If I install Almalinux 9 with a specific order disk, almalinux after installation changes it completely.

Example:

Disk order in Raid and installation:

sda / 446.63GB
sdb / 3.49 TiB
sdc / 7.3 TiB

But, after install, the order is broken:

sda / 7.3 TiB (should be sdc)
sdb / 3.49 TiB
sdc / 446.63GB (should be sda)

Please help, the problem only appear in AlmaLinux 9, but Almalinux 8 work good.

Thanks,

Its not “order”, it is “names”.

Each filesystem contains UUID and the installer sets up the mounts (/etc/fstab) with UUIDs, not with the /dev/sd* names – the names are not used.

There are more names in /dev/disk/by-*/ and some of those (like the UUID) are persistent.


The real question is, where do you need the names?

To facilitate the maintenance of more than 100 servers that have the same name order, error readings, analysis, it is preferred that all servers have the same disk nomenclature.

But we don’t understand why Almalinux 9 is the only operating system that changes names after installation, we have previously worked with various versions of Ubuntu, CentOS, Debian and even Almalinux 8, and we never had the name order problem.

Please help, thanks,

Does any of those “other systems” have same version of kernel and systemd?
Some say that those components enumerate devices “in parallel”, which leads to randomness.

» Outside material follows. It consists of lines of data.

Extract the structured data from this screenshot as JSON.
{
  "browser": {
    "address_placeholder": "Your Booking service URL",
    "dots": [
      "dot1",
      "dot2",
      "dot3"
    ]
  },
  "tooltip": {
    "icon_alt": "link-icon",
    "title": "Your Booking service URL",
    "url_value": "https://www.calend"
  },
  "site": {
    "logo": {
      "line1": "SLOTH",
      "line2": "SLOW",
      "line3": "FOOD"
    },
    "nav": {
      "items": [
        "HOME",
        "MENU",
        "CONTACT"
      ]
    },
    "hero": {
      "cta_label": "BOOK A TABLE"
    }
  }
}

Perhaps even on every boot.

There is rhel-system-roles.storage, which Ansible can use to configure storage in el9.
It says:

disks

A list which specifies the set of disks to use as backing storage for the pool.
Supported identifiers include: device node (like /dev/sda or /dev/mapper/mpathb),
device node basename (like sda or mpathb), /dev/disk/ symlink
(like /dev/disk/by-id/wwn-0x5000c5005bc37f3f).

There are multiple names in /dev/disk/by-* Some of them are persistent.

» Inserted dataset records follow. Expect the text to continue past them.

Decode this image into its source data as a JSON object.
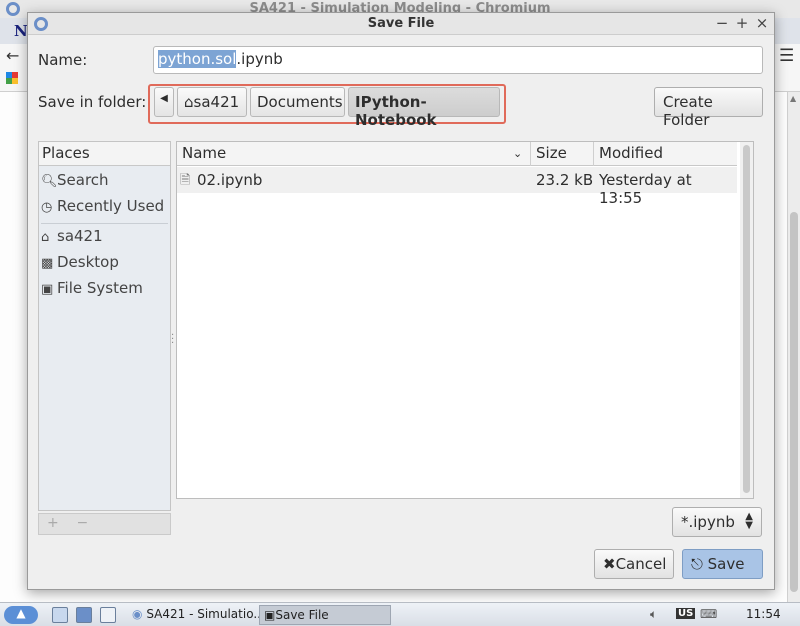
{
  "browser": {
    "title": "SA421 - Simulation Modeling - Chromium",
    "tab_char": "N"
  },
  "dialog": {
    "title": "Save File",
    "controls": {
      "minimize": "−",
      "maximize": "+",
      "close": "×"
    },
    "name_label": "Name:",
    "name_selected": "python.sol",
    "name_rest": ".ipynb",
    "save_in_label": "Save in folder:",
    "breadcrumbs": [
      "sa421",
      "Documents",
      "IPython-Notebook"
    ],
    "create_folder_label": "Create Folder",
    "places": {
      "header": "Places",
      "items": [
        {
          "label": "Search",
          "icon": "search-icon"
        },
        {
          "label": "Recently Used",
          "icon": "recent-icon"
        },
        {
          "label": "sa421",
          "icon": "home-icon"
        },
        {
          "label": "Desktop",
          "icon": "desktop-icon"
        },
        {
          "label": "File System",
          "icon": "drive-icon"
        }
      ],
      "footer_add": "+",
      "footer_remove": "−"
    },
    "files": {
      "columns": [
        "Name",
        "Size",
        "Modified"
      ],
      "rows": [
        {
          "name": "02.ipynb",
          "size": "23.2 kB",
          "modified": "Yesterday at 13:55"
        }
      ]
    },
    "filter": "*.ipynb",
    "cancel_label": "Cancel",
    "save_label": "Save"
  },
  "taskbar": {
    "tasks": [
      "SA421 - Simulatio...",
      "Save File"
    ],
    "keyboard_layout": "US",
    "time": "11:54"
  },
  "colors": {
    "highlight_border": "#e06a5a",
    "selection": "#7da4d4",
    "save_button": "#a9c4e6"
  }
}
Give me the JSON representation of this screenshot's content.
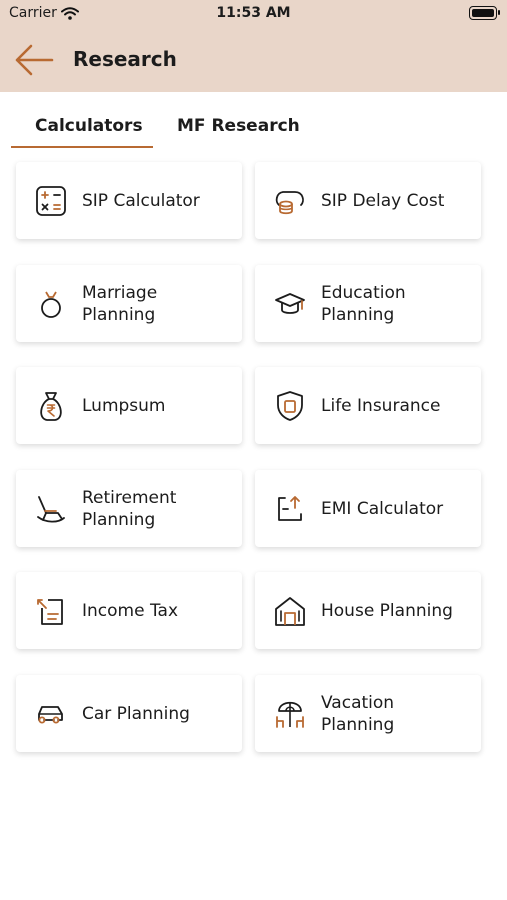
{
  "status": {
    "carrier": "Carrier",
    "time": "11:53 AM"
  },
  "header": {
    "title": "Research"
  },
  "tabs": [
    {
      "label": "Calculators"
    },
    {
      "label": "MF Research"
    }
  ],
  "colors": {
    "header_bg": "#e9d6c9",
    "accent": "#b86a32"
  },
  "calculators": [
    {
      "label": "SIP Calculator",
      "icon": "calculator-icon"
    },
    {
      "label": "SIP Delay Cost",
      "icon": "coin-stack-icon"
    },
    {
      "label": "Marriage\nPlanning",
      "icon": "ring-icon"
    },
    {
      "label": "Education\nPlanning",
      "icon": "graduation-cap-icon"
    },
    {
      "label": "Lumpsum",
      "icon": "money-bag-icon"
    },
    {
      "label": "Life Insurance",
      "icon": "shield-icon"
    },
    {
      "label": "Retirement\nPlanning",
      "icon": "rocking-chair-icon"
    },
    {
      "label": "EMI Calculator",
      "icon": "emi-icon"
    },
    {
      "label": "Income Tax",
      "icon": "tax-document-icon"
    },
    {
      "label": "House Planning",
      "icon": "house-icon"
    },
    {
      "label": "Car Planning",
      "icon": "car-icon"
    },
    {
      "label": "Vacation\nPlanning",
      "icon": "beach-umbrella-icon"
    }
  ]
}
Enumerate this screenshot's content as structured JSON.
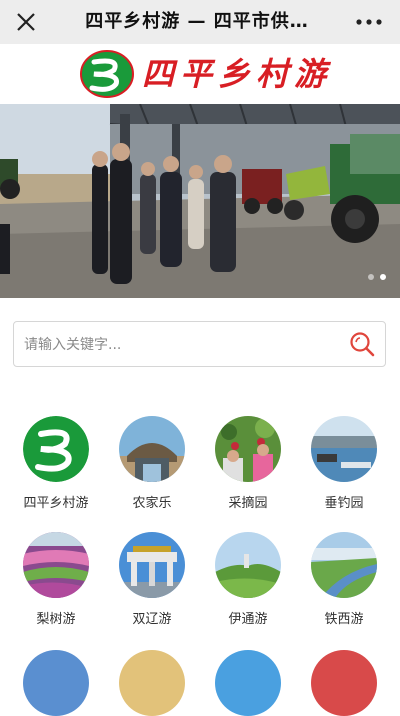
{
  "header": {
    "title": "四平乡村游 — 四平市供…"
  },
  "brand": {
    "name": "四平乡村游"
  },
  "banner": {
    "slide_count": 2,
    "active_slide": 2
  },
  "search": {
    "placeholder": "请输入关键字..."
  },
  "categories": [
    {
      "label": "四平乡村游",
      "icon": "logo"
    },
    {
      "label": "农家乐",
      "icon": "farmhouse"
    },
    {
      "label": "采摘园",
      "icon": "fruit-picking"
    },
    {
      "label": "垂钓园",
      "icon": "fishing"
    },
    {
      "label": "梨树游",
      "icon": "flower-field"
    },
    {
      "label": "双辽游",
      "icon": "archway"
    },
    {
      "label": "伊通游",
      "icon": "mountain"
    },
    {
      "label": "铁西游",
      "icon": "river"
    }
  ],
  "colors": {
    "brand_red": "#d81e24",
    "brand_green": "#1a9a3a",
    "topbar": "#ededed"
  }
}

A question is, how to get those persistent names? Should one query each machine
and store the suitable identifiers in, say inventory that the maintenance routines then use?

The /dev/sd* type names have not been stable for at least a decade. Prior to that they were predicable since they reflected the order in which the buses were walked during initialisation. Nowadays they reflect the order in which the adapters report back to the boot process. Commonly this will be the same across boots, but is not guaranteed. CentOS 7 and 8 and Alma 8 and 9 all behaved like this.